Educar também tem que ser uma atividade prazerosa. E é nisso que acredita Pedro Viana, representante do Orlando City Soccer School no Rio Grande do Sul. Com sete unidades no País, a grife do time norte-americano chegou a Porto Alegre em agosto de 2018 em parceria com a Pontifícia Universidade Católica do Rio Grande do Sul (Pucrs). A escolinha, além de futebol, aproxima os alunos da língua inglesa.
"A nossa ideia era tornar o espaço da área externa mais utilizado e ter um projeto com maior impacto. Como universidade, sempre temos a preocupação com o ensino e vimos, no Orlando City, uma possibilidade que estaria muito casada com o nosso propósito", diz Márcio Müller, coordenador do Parque Esportivo.
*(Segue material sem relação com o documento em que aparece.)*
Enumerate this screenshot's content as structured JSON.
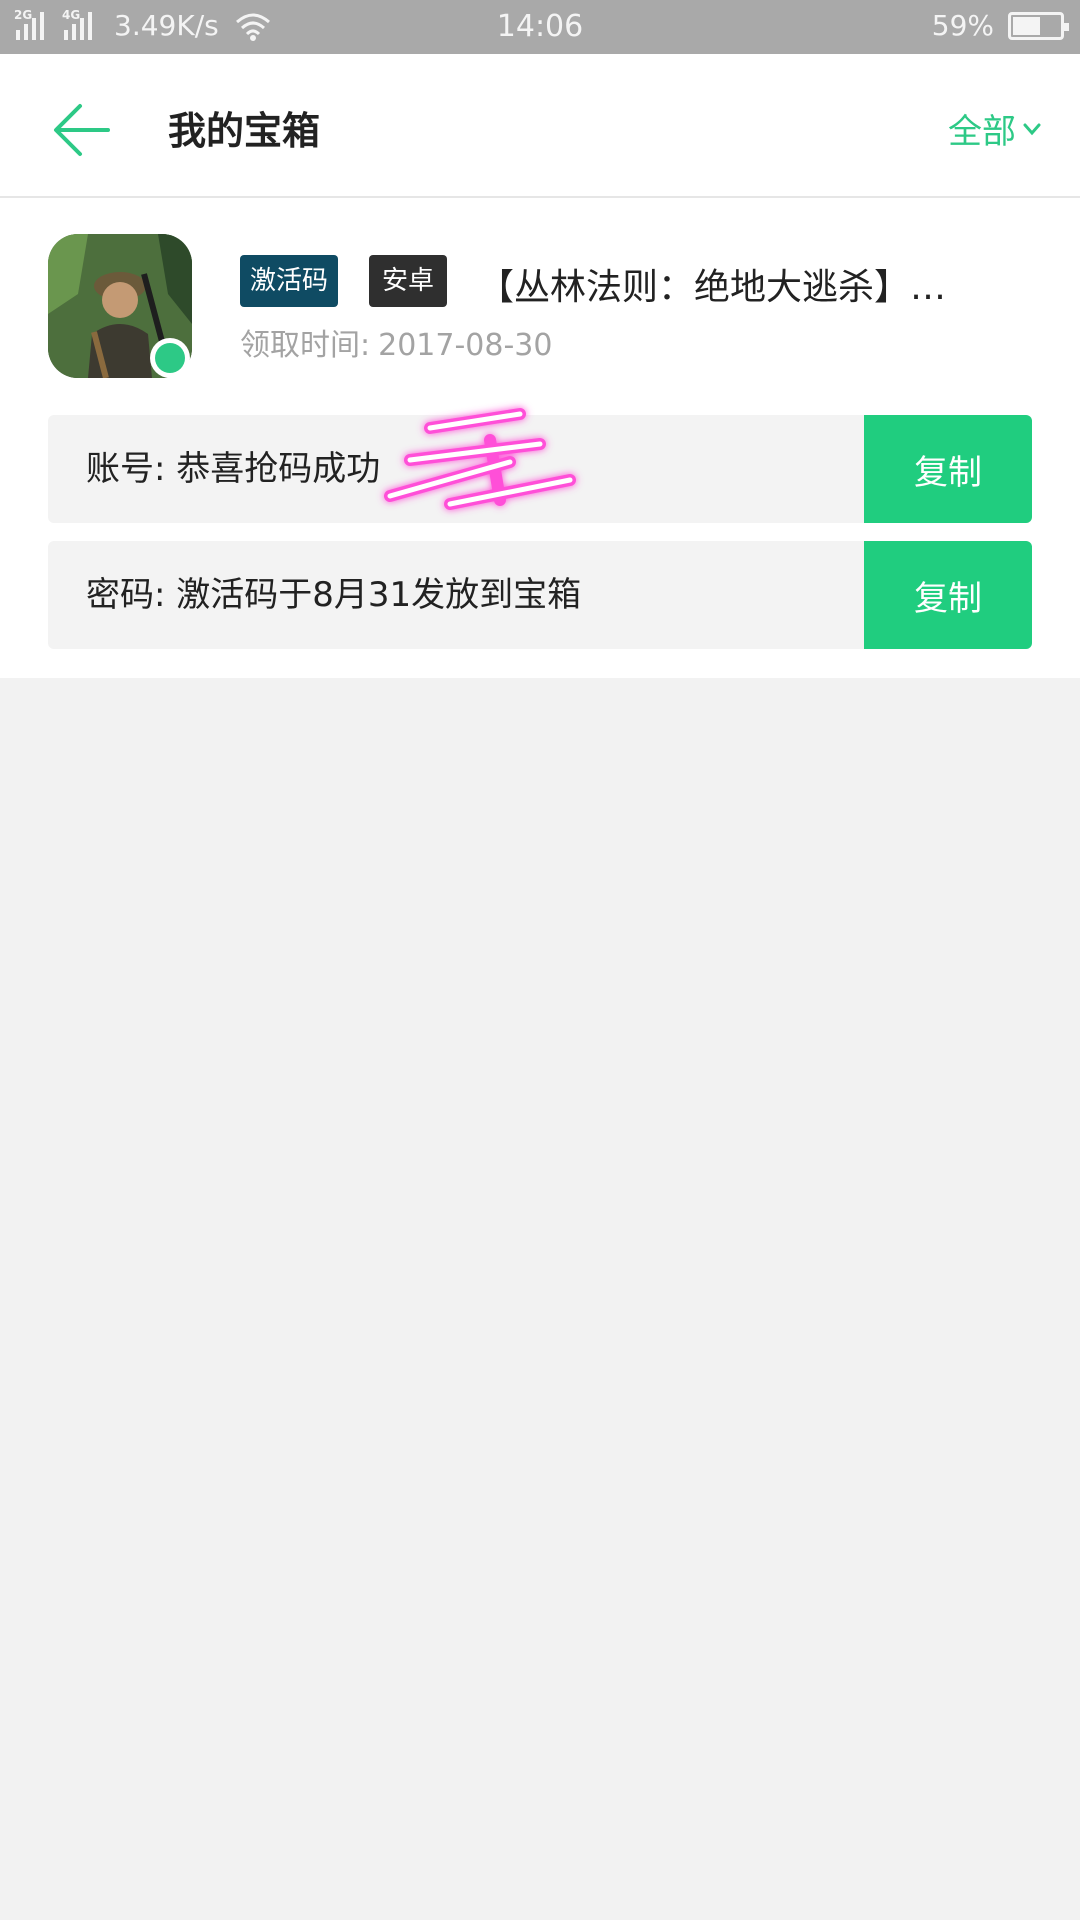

"Aqui, prevalece a diversão com o conteúdo. A gente preza que a criança sorria, grite, brinque, se divirta. Sempre orientamos os pais para perguntarem se os filhos estão felizes e querem voltar", afirma Pedro, que enxerga nessa premissa muito de sua trajetória profissional como atleta. Natural de Curitiba, ele começou a jogar futebol com sete anos. Aos 13, foi para o Flamengo e de lá saiu para atuar na Europa, onde passou por mais de oito países e 25 cidades. "Comecei a jogar muito cedo, então perdi a infância, a adolescência. O mais importante que levo dessa trajetória é aprender a cuidar das crianças para que elas sejam crianças e não carreguem as expectativas dos pais. Quando você já é quase um profissional, não pode brincar mais."
Por isso, a escola não faz seleção das habilidades técnicas. Com nove professores, as aulas têm uma hora de duração para crianças até 11 anos e de uma hora e meia após os 12 anos. Nos primeiros anos, o contato com o inglês fica somente nos comandos. A partir dessa idade, a aula é toda ministrada em inglês. "É uma conversação de futebol em inglês. Você realmente está inserido na educação de uma cultura diferente", acredita Pedro. Para ele, aliás, esse é o grande diferencial da operação. "O gaúcho é muito Grêmio e Inter. Quando chega uma marca nova, eles já acham que é para rivalizar. Mas quando o pai entende que isso é usado como educação, que o filho vem para cá e assiste a aulas em inglês, faz futebol em outro idioma, ele entende a diferença."
A escola também aposta no futebol feminino, já que, nos Estados Unidos, a modalidade profissional é mais forte entre as mulheres. Hoje, 5% dos alunos são meninas, mas o desejo é aumentar esse número. A escola em Porto Alegre, inclusive, é a única no Brasil que está vinculada a uma universidade, e soma mais de 200 alunos entre dois e 20 anos.
"A possibilidade de troca entre a escola e a universidade é muito grande. Aqui, se produz um conhecimento prático, e lá, na academia, um conhecimento teórico", celebra Márcio.